Today, ISS released the results of its 2011-12 Policy Survey. Every year, ISS seeks input from both its institutional investor clients and the corporate issuer community, "in order to get a better understanding of the breadth of financial market views on a range of topics including boards of directors, shareholder rights, and executive compensation/remuneration." Issuers and investors complete the same survey. ISS received more than 335 total responses, 138 institutional investors (63% located in the U.S., with the remainder divided among U.K., Europe, Canada, and Asia-Pacific) and 197 corporate issuers (81% in the U.S.).
According to the survey report:
- A majority of both investor (60%) and issuer respondents (61%) cited executive compensation as one of the top three governance topics for the coming year, similar to last year's survey results.
- On a global basis, board independence was identified among the three most important governance topics by approximately 40 percent of investor respondents. For issuers, the second most commonly cited topic in North America was risk oversight.
- Investors and issuers had different views on when companies should address shareholder opposition during "say on pay votes." On a cumulative basis, 72% of investors said there should be an explicit response from the board regarding pay practice improvements if opposition exceeds 30%. Among issuers, 48% said an explicit response wasn't necessary unless there was more than 50% dissent. (The most commonly cited level of opposition on a say-on-pay proposal that should trigger an explicit response from the board regarding improvements to pay practices was "more than 20%" for investor respondents.)
- A majority of investor respondents (57%) indicated more engagement activity with issuers in 2011. When asked about engagement activity with institutional shareholders, issuer respondents almost equally cited "about the same as in 2010" and "more engagement in 2011."
- Pay levels relative to peers and a company performance's trend are relevant for both investor and issuer respondents when determining pay for performance alignment. When determining whether executive pay is aligned with company performance, an overwhelming majority of investor respondents considered both pay that is significantly higher than peer pay levels and pay levels that have increased disproportionately to the company's performance trend to be very relevant. On the other hand, most issuer respondents indicated that both of these factors to be "somewhat relevant."
- A majority of investor respondents (57%) and 46% of issuer respondents agreed that discretionary annual bonus awards (i.e., those not based on attainment of pre-set goals) to be sometimes problematic if the awards are not aligned with company performance.
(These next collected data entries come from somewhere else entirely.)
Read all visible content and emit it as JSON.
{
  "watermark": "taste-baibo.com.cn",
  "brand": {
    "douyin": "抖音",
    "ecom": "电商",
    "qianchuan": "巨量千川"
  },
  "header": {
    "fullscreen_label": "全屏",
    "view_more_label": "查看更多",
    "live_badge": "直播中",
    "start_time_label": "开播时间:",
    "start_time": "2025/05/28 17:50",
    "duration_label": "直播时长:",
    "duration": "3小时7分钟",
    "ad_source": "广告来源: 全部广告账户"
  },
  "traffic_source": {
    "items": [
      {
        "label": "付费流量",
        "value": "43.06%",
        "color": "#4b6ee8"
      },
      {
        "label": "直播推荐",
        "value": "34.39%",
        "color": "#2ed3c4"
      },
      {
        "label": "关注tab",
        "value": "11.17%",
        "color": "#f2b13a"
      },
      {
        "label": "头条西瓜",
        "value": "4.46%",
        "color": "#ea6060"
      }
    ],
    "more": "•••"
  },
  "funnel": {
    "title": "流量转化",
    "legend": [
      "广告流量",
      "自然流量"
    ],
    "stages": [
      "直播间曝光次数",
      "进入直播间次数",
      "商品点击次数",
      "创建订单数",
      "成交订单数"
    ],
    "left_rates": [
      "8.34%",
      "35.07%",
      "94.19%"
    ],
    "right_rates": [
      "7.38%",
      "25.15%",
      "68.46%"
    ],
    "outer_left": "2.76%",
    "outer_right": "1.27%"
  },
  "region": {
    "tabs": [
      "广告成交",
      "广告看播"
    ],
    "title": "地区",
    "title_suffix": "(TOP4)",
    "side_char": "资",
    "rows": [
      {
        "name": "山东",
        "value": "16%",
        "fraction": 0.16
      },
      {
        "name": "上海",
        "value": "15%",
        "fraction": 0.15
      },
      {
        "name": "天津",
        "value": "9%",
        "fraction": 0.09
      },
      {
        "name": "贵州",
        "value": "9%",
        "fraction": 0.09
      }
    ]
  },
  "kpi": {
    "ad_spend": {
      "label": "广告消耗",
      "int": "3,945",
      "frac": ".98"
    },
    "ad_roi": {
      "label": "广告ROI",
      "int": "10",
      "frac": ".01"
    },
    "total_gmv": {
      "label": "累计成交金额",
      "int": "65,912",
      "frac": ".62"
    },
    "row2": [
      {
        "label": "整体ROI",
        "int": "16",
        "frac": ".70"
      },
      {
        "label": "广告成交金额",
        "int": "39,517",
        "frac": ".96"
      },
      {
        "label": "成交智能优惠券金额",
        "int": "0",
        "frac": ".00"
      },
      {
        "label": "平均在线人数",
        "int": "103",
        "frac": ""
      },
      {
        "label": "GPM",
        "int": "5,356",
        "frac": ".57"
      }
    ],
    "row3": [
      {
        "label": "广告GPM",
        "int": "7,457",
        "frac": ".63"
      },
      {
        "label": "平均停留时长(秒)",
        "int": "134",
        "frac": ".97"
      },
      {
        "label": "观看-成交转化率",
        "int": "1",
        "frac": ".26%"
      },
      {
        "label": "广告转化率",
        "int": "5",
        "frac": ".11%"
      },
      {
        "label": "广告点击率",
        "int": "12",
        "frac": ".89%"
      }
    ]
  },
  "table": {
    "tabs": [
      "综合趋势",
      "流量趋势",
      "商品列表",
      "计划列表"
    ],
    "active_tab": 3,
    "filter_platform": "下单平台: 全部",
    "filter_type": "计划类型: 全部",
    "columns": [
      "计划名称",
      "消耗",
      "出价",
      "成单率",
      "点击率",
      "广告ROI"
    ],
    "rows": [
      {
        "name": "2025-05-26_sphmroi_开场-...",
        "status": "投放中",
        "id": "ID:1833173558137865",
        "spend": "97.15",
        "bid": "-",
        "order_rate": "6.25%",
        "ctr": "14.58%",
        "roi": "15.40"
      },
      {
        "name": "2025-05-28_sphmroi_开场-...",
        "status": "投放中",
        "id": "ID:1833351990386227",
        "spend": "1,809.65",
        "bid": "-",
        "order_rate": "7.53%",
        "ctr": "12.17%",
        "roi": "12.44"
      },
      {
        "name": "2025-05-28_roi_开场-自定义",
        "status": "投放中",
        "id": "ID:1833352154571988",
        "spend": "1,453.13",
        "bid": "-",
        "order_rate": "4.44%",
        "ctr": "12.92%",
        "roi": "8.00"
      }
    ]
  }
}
- Regarding new equity plans, responses from investor and issuer respondents varied as to whether positive factors, such as above median long-term shareholder return; low average burn rate relative to peers; double-trigger CIC equity vesting; reasonable plan duration; robust vesting requirements, should be taken into account to mitigate an equity plan where shareholder value transfer (SVT) cost is excessive relative to peers. Most investor respondents were reluctant to indicate that any of those factors would "very much" mitigate the cost.
- Where SVT cost is not excessive and whether negative factors, such as liberal CIC definition with automatic award vesting; excessive potential share dilution relative to peers; high CEO or NEO "concentration ratio"; automatic replenishment; prolonged poor financial performance; prolonged poor shareholder returns, weigh against the plan, a majority of investor respondents indicated all of the factors, with the exception of high CEO/NEO "concentration ratio," should "very much" weigh against the plan.
- An overwhelming majority of investor respondents do not consider automatic accelerated vesting of outstanding grants upon a change in control or accelerated vesting at the board's discretion after a change in control to be appropriate. The vast majority of issuer respondents disagree, and consider both scenarios appropriate.
- Seventy percent of investor respondents indicated that companies should adopt a policy of appointing an independent chair after the current (combined) CEO/chair leaves the position. A substantial majority of issuer respondents disagree, with 73% indicating that companies should not commit themselves to an independent chair.